15ª Semana del Tiempo Ordinario
Antífona de Entrada
Inclina tu oído, Señor, y escúchame. Salva a tu siervo, que confía en ti. Ten piedad de mí, Dios mío, pues sin cesar te invoco.
Oración Colecta
Señor Dios, que unes en un mismo sentir los corazones de tus fieles, impulsa a tu pueblo a amar lo que mandas y a desear lo que prometes, para que, en medio de la inestabilidad del mundo, estén firmemente anclados nuestros corazones donde se halla la verdadera felicidad.
Por nuestro Señor Jesucristo…
Amén.
Primera Lectura
Codician los campos y usurpan las casas
Lectura del libro del profeta Miqueas 2, 1-5
¡Ay de aquellos que planean injusticias, que traman el mal durante la noche y al despuntar la mañana lo ejecutan, porque son gente poderosa! Codician los campos y los roban, las casas y las usurpan; violan todos los derechos, arruinan al individuo y lo despojan de su herencia.
Por eso dice el Señor: «Estoy planeando contra esta gente una serie de calamidades de las que no podrán escapar. Entonces ya no caminarán con altivez, porque será un tiempo de desgracias. Aquel día la gente se burlará de ellos y les cantará un triste canto: Nos han despojado de todo y se han repartido nuestras tierras; se han apoderado de nuestra herencia y no hay quien nos la devuelva». Por eso dice el Señor: «Cuando la asamblea del pueblo distribuya nuevamente las tierras, no habrá parte para ellos».
Palabra de Dios.
Te alabamos, Señor
Salmo Responsorial
Del salmo 9
Señor, no te olvides de los pobres.
¿Por qué te quedas lejos, Señor, y te escondes en el momento de la angustia? La soberbia del malvado oprime al pobre. ¡Que se enrede en las intrigas que ha tramado!
Señor, no te olvides de los pobres.
El malvado presume de su ambición y el avaro maldice al Señor. El malvado dice con insolencia que no hay Dios que le pida cuentas.
Señor, no te olvides de los pobres.
Su boca está llena de engaños y fraudes, su lengua esconde maldad y opresión; se agazapa junto a la casa del inocente para matarlo a escondidas.

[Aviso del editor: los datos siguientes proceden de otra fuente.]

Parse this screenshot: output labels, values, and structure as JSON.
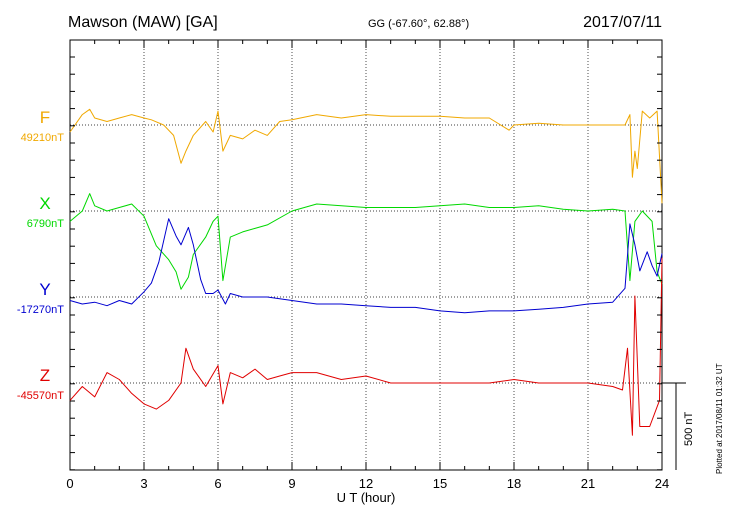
{
  "header": {
    "station": "Mawson (MAW)  [GA]",
    "coords": "GG (-67.60°,  62.88°)",
    "date": "2017/07/11"
  },
  "footer_note": "Plotted at 2017/08/11 01:32 UT",
  "scale_label": "500 nT",
  "colors": {
    "F": "#f0a800",
    "X": "#00d800",
    "Y": "#0000d0",
    "Z": "#e00000",
    "axis": "#000000"
  },
  "chart_data": {
    "type": "line",
    "title": "Mawson (MAW)  [GA]",
    "xlabel": "U T (hour)",
    "ylabel": "",
    "xlim": [
      0,
      24
    ],
    "x_ticks": [
      0,
      3,
      6,
      9,
      12,
      15,
      18,
      21,
      24
    ],
    "x_tick_labels": [
      "0",
      "3",
      "6",
      "9",
      "12",
      "15",
      "18",
      "21",
      "24"
    ],
    "grid": true,
    "scale_bar_nT": 500,
    "series": [
      {
        "name": "F",
        "baseline_label": "49210nT",
        "color": "#f0a800",
        "x": [
          0,
          0.5,
          0.8,
          1.0,
          1.5,
          2.0,
          2.5,
          3.0,
          3.3,
          3.8,
          4.2,
          4.5,
          4.7,
          5.0,
          5.5,
          5.8,
          6.0,
          6.2,
          6.5,
          7.0,
          7.5,
          8.0,
          8.5,
          9.0,
          10.0,
          11.0,
          12.0,
          13.0,
          14.0,
          15.0,
          16.0,
          17.0,
          17.8,
          18.0,
          19.0,
          20.0,
          21.0,
          22.0,
          22.5,
          22.7,
          22.8,
          22.9,
          23.0,
          23.2,
          23.5,
          23.8,
          24.0
        ],
        "values": [
          -40,
          60,
          90,
          40,
          20,
          40,
          60,
          40,
          30,
          0,
          -60,
          -220,
          -150,
          -60,
          20,
          -40,
          80,
          -150,
          -60,
          -80,
          -30,
          -60,
          20,
          30,
          60,
          40,
          60,
          50,
          50,
          50,
          40,
          40,
          -30,
          0,
          10,
          0,
          0,
          0,
          0,
          60,
          -300,
          -150,
          -250,
          80,
          40,
          80,
          -450
        ]
      },
      {
        "name": "X",
        "baseline_label": "6790nT",
        "color": "#00d800",
        "x": [
          0,
          0.5,
          0.8,
          1.0,
          1.5,
          2.0,
          2.5,
          3.0,
          3.5,
          4.0,
          4.3,
          4.5,
          4.8,
          5.0,
          5.5,
          5.8,
          6.0,
          6.2,
          6.5,
          7.0,
          7.5,
          8.0,
          9.0,
          10.0,
          11.0,
          12.0,
          13.0,
          14.0,
          15.0,
          16.0,
          17.0,
          18.0,
          19.0,
          20.0,
          21.0,
          22.0,
          22.5,
          22.7,
          22.9,
          23.2,
          23.6,
          23.8,
          24.0
        ],
        "values": [
          -60,
          0,
          100,
          30,
          0,
          20,
          40,
          -30,
          -200,
          -280,
          -350,
          -450,
          -380,
          -250,
          -150,
          -60,
          -30,
          -400,
          -150,
          -120,
          -100,
          -80,
          0,
          40,
          30,
          20,
          20,
          20,
          30,
          40,
          20,
          20,
          30,
          10,
          0,
          10,
          0,
          -400,
          -60,
          0,
          -60,
          -350,
          -420
        ]
      },
      {
        "name": "Y",
        "baseline_label": "-17270nT",
        "color": "#0000d0",
        "x": [
          0,
          0.5,
          1.0,
          1.5,
          2.0,
          2.5,
          3.0,
          3.3,
          3.6,
          4.0,
          4.3,
          4.5,
          4.8,
          5.0,
          5.3,
          5.5,
          5.8,
          6.0,
          6.3,
          6.5,
          7.0,
          8.0,
          9.0,
          10.0,
          11.0,
          12.0,
          13.0,
          14.0,
          15.0,
          16.0,
          17.0,
          18.0,
          19.0,
          20.0,
          21.0,
          22.0,
          22.5,
          22.7,
          22.9,
          23.1,
          23.4,
          23.6,
          23.8,
          24.0
        ],
        "values": [
          -20,
          -40,
          -30,
          -50,
          -20,
          -40,
          30,
          80,
          200,
          450,
          350,
          300,
          400,
          300,
          100,
          20,
          20,
          40,
          -40,
          20,
          0,
          0,
          -20,
          -40,
          -40,
          -50,
          -60,
          -60,
          -80,
          -90,
          -80,
          -80,
          -70,
          -60,
          -40,
          -30,
          50,
          420,
          300,
          150,
          260,
          180,
          120,
          250
        ]
      },
      {
        "name": "Z",
        "baseline_label": "-45570nT",
        "color": "#e00000",
        "x": [
          0,
          0.5,
          1.0,
          1.5,
          2.0,
          2.5,
          3.0,
          3.5,
          4.0,
          4.5,
          4.7,
          5.0,
          5.5,
          6.0,
          6.2,
          6.5,
          7.0,
          7.5,
          8.0,
          8.5,
          9.0,
          10.0,
          11.0,
          12.0,
          13.0,
          14.0,
          15.0,
          16.0,
          17.0,
          18.0,
          19.0,
          20.0,
          21.0,
          22.0,
          22.4,
          22.6,
          22.8,
          22.9,
          23.1,
          23.5,
          23.9,
          24.0
        ],
        "values": [
          -100,
          -20,
          -80,
          60,
          20,
          -60,
          -120,
          -150,
          -100,
          0,
          200,
          80,
          -20,
          100,
          -120,
          60,
          30,
          80,
          20,
          40,
          60,
          60,
          20,
          40,
          0,
          0,
          0,
          0,
          0,
          20,
          0,
          0,
          0,
          -20,
          -40,
          200,
          -300,
          500,
          -250,
          -250,
          -100,
          720
        ]
      }
    ]
  }
}
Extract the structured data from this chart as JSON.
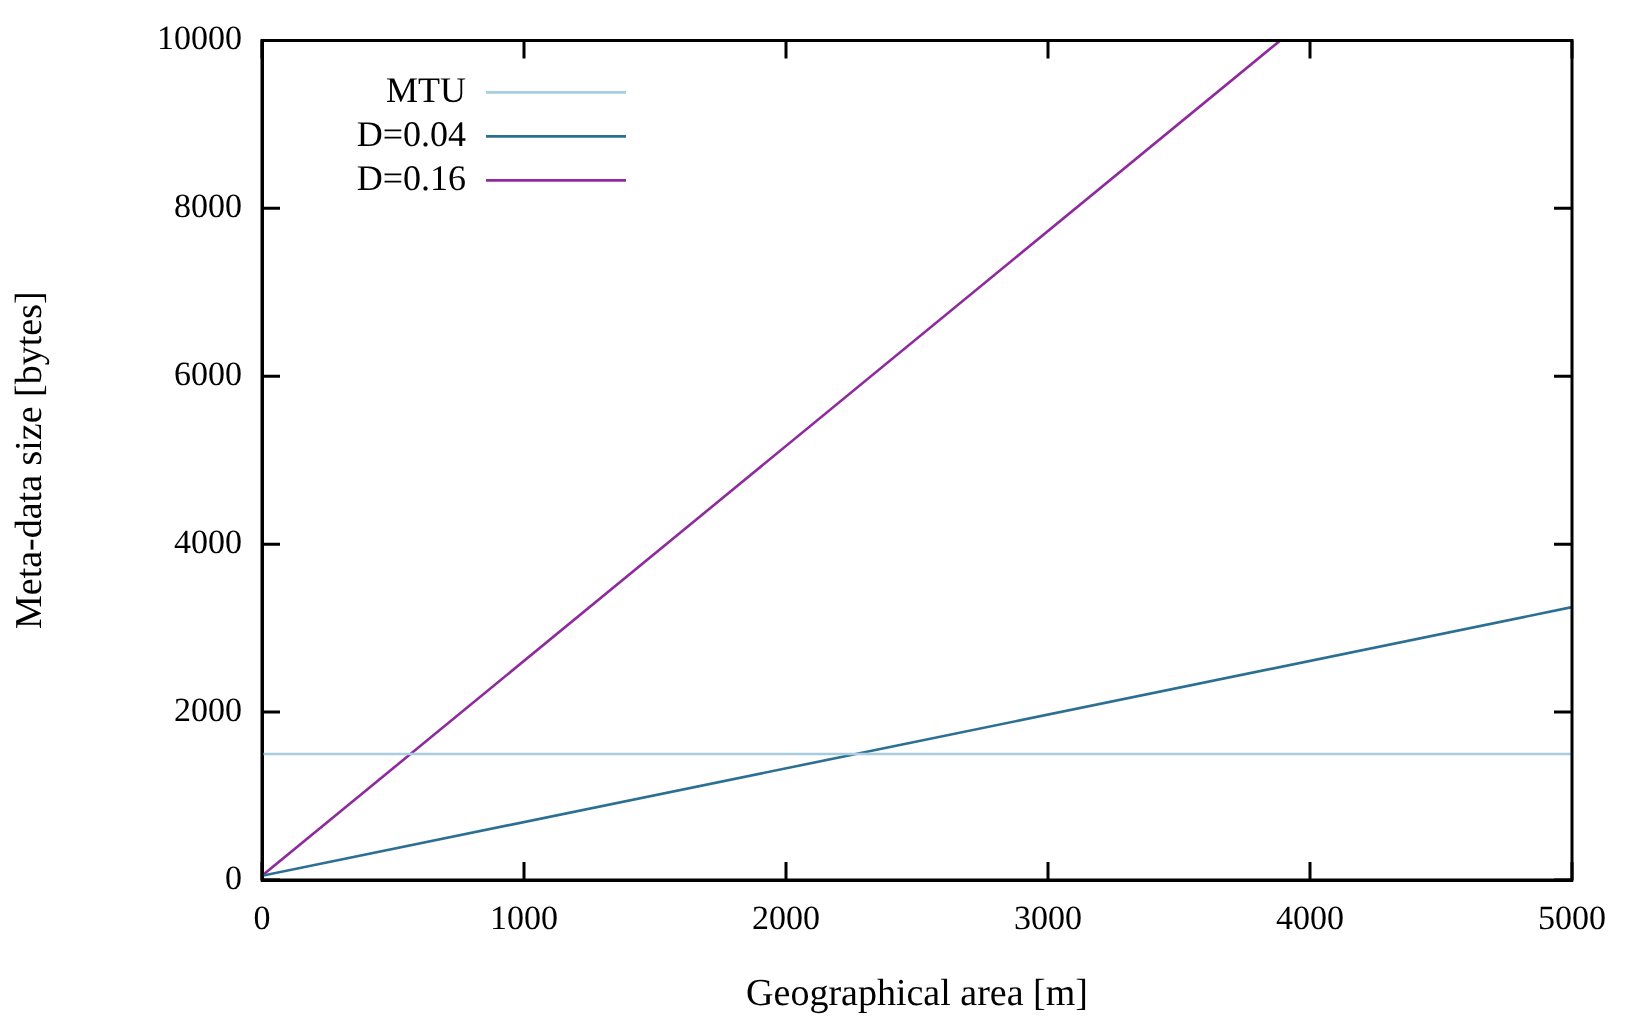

Señor, no te olvides de los pobres.
Pero tú, Señor, ves las penas y los trabajos, tú los miras y los tomas en tus manos. El pobre se encomienda a ti, tú eres el socorro del huérfano. Señor, no te olvides de los pobres.
Señor, no te olvides de los pobres.
Aclamación antes del Evangelio
Aleluya, aleluya.
Dios ha reconciliado consigo al mundo, por medio de Cristo, y nos ha encomendado a nosotros el mensaje de la reconciliación.
Aleluya.
Evangelio
Les mandó que no lo descubrieran, para que se cumpliera lo que dijo el profeta
Lectura del santo Evangelio según san Mateo 12, 14-21.
En aquel tiempo, los fariseos se confabularon contra Jesús para acabar con él. Al saberlo, Jesús se retiró de ahí. Muchos lo siguieron y él curó a todos los enfermos y le mandó enérgicamente que no lo publicaran, para que se cumplieran las palabras del profeta Isaías: ‘Miren a mi siervo, a quien sostengo; a mi elegido, en quien tengo mis complacencias. En él he puesto mi Espíritu, para que haga brillar la justicia sobre las naciones. No gritará ni clamará, no hará oír su voz en las plazas, no romperá la caña resquebrajada, ni apagará la mecha que aún humea, hasta que haga triunfar la justicia sobre la tierra; y en él pondrá todas las naciones su esperanza’.
Palabra del Señor.
Gloria a ti, Señor Jesús.
Oración sobre las Ofrendas
Señor, que con un mismo y único sacrificio adquiriste para ti un pueblo de adopción, concede, propicio, a tu Iglesia, los dones de la unidad y de la paz.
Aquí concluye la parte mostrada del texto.